El tiempo en el que se encuentra ese hipotético mar es a veces un tiempo mítico, atemporal. Su evocación, no ya como lugar físico, sino como concepto inefable que encarna el anhelo del espíritu, es el perfecto elemento de contraste, en ocasiones, de una realidad mucho menos colorida y hospitalaria.

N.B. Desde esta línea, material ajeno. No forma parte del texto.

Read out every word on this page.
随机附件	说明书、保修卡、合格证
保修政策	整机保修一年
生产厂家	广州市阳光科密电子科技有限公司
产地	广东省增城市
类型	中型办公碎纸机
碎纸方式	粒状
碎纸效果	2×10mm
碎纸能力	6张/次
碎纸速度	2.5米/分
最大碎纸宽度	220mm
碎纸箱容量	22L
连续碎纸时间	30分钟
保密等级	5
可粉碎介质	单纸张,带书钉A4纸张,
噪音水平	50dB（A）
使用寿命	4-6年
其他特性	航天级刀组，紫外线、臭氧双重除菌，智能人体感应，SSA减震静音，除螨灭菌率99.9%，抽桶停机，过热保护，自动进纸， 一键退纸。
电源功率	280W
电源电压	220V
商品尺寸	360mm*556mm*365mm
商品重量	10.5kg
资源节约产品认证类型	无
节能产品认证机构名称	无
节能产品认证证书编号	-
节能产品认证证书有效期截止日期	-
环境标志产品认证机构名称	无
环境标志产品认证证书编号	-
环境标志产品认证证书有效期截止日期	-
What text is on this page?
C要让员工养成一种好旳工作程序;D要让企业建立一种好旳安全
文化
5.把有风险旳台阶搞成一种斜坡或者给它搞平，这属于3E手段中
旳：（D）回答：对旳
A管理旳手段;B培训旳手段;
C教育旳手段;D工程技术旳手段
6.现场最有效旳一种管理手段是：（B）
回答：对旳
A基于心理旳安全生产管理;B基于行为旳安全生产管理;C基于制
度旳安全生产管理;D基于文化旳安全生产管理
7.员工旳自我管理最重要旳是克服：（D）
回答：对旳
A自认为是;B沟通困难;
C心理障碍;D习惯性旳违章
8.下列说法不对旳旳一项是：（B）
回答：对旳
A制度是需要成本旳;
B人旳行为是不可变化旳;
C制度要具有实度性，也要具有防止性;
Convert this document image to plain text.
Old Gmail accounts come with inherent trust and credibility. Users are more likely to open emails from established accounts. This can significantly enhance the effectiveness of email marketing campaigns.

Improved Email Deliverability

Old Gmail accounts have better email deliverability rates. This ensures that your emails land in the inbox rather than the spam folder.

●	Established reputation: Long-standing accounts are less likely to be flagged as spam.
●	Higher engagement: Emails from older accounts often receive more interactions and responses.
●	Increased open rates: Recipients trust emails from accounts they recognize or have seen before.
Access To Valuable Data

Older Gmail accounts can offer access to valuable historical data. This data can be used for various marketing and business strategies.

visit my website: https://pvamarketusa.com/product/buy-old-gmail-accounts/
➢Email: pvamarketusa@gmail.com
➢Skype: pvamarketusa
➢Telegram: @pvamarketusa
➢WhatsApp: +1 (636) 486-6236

La mediterraneidad es un factor transversal en la poesía de Bellveser, ya que aparece desde en su citado primer poemario hasta en Julia en julio, Paradoja del éxito o Jardines, por citar solo algunos ejemplos.
NOTAS:
[1] Todavía estaba Bellveser recogiendo el éxito cosechado por su novela El exilio secreto de Dionisio Llopis cuando publicó su laureado poemario El agua del abedul. Por si fuera poco, a finales de ese mismo año (2002) ingresó como académico electo en la Academia de Bellas Artes de San Carlos. Su discurso de ingreso —el cual podría relacionarse con el mediterranismo— llevó por título «La luz en la poesía de Vicente Gaos». Sin duda, este fue un momento dulce en su carrera.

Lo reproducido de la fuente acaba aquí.